A maior comunidade de Rabelados vive actualmente em Espinho Branco. As habitações
são muito simples e os Rabelados recusam símbolos de modernidade como rádio
ou televisão. Dedicam-se principalmente à agricultura, à pesca e ao artesanato.
Os actos religiosos são realizados aos sábados ou domingos.

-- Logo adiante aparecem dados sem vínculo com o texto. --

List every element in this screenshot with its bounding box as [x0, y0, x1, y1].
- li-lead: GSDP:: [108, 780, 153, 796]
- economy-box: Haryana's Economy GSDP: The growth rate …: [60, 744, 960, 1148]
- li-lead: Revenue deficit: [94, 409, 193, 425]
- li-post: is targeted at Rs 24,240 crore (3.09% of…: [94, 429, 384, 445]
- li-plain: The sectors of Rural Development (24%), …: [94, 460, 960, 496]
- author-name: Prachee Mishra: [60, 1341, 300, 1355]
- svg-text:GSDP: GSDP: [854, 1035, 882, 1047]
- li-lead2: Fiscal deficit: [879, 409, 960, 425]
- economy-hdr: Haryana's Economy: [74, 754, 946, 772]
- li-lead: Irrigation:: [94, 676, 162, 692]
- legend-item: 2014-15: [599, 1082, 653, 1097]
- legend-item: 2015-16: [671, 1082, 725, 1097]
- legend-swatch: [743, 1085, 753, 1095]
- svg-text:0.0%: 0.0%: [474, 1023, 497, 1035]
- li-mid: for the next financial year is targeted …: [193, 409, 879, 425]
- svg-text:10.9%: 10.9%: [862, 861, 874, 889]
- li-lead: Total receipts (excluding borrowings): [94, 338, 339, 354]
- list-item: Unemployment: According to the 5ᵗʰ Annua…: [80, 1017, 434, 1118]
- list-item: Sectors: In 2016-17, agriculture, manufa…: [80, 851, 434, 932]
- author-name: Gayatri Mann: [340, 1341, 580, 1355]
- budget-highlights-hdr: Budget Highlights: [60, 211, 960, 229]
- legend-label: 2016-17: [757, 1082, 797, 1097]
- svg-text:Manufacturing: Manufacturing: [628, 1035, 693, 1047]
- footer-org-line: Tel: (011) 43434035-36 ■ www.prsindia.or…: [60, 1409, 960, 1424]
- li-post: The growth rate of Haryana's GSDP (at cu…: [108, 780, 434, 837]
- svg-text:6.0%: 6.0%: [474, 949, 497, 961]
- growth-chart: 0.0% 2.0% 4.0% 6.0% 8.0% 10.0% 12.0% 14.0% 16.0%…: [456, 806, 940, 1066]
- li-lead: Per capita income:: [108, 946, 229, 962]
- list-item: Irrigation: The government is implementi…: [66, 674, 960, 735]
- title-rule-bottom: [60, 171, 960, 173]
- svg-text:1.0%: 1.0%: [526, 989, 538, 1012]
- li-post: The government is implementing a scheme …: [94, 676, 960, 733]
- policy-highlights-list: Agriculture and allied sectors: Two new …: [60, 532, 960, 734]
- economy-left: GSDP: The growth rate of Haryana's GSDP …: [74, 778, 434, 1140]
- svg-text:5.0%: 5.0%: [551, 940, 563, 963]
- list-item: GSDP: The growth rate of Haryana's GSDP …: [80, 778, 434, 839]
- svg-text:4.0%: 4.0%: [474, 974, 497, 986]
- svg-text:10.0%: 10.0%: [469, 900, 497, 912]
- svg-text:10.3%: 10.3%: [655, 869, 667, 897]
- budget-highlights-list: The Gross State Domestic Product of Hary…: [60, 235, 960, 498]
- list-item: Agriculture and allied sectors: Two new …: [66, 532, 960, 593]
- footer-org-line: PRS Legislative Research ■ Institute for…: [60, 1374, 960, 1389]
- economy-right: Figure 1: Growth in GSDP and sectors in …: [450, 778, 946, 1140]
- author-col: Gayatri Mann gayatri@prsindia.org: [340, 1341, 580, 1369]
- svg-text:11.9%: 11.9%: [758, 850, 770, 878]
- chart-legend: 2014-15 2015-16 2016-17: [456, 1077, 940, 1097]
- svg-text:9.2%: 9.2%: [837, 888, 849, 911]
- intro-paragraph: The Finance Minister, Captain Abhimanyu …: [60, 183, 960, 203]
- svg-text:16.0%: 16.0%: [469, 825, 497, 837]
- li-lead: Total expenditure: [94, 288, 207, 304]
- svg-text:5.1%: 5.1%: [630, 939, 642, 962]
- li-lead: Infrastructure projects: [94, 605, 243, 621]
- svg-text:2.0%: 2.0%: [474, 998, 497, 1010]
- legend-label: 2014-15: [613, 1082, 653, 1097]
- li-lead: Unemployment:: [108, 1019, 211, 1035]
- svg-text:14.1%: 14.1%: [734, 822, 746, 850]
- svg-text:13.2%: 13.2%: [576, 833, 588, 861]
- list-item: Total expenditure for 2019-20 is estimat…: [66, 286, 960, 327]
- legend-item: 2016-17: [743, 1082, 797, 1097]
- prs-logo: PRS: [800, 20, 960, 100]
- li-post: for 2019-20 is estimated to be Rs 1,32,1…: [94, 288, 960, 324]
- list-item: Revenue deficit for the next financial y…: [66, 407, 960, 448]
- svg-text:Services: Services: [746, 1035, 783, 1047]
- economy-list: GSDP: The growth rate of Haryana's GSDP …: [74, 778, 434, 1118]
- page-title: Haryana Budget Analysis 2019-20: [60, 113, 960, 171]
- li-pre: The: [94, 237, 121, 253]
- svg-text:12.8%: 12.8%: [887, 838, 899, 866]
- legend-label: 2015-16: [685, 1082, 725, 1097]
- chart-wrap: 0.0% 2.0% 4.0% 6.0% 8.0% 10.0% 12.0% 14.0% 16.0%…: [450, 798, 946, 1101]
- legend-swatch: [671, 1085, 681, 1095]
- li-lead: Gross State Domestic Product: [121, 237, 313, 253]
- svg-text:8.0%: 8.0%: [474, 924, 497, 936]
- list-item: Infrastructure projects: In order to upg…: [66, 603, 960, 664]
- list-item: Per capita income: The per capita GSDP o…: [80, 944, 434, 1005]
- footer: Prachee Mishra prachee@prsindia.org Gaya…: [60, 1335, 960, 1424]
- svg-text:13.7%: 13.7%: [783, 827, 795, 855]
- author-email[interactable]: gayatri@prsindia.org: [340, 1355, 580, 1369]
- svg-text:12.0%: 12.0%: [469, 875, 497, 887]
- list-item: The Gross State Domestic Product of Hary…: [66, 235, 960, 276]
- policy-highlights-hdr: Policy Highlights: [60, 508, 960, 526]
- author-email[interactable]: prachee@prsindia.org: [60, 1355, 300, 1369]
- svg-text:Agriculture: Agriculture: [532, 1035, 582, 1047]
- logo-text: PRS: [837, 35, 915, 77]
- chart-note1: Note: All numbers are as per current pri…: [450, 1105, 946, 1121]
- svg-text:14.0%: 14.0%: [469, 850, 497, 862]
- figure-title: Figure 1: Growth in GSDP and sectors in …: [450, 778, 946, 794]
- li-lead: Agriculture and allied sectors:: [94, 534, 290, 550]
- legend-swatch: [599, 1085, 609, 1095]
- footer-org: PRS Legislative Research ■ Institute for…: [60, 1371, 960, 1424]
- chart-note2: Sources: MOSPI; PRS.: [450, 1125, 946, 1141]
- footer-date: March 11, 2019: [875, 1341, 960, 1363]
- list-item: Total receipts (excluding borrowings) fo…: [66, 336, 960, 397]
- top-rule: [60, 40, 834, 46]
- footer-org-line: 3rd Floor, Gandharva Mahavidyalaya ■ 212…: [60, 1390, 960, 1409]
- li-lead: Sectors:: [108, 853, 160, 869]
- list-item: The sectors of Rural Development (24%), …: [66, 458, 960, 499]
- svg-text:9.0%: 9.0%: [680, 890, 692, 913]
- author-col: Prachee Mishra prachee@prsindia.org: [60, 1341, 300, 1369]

Nesses dias não
trabalham, percorrem grandes distâncias a pé até aos locais de culto e jejuam
até meio da tarde. Os Rabelados tendem a desaparecer, à medida que a geração
mais velha vai morrendo. Os mais novos afastam-se das tradições religiosas e
não já não encontram sentido nas práticas dos seus antepassados. O chefe da
comunidade, Nho Agostinho, morreu em 2006. O actual líder é Moisés Lopes Pereira.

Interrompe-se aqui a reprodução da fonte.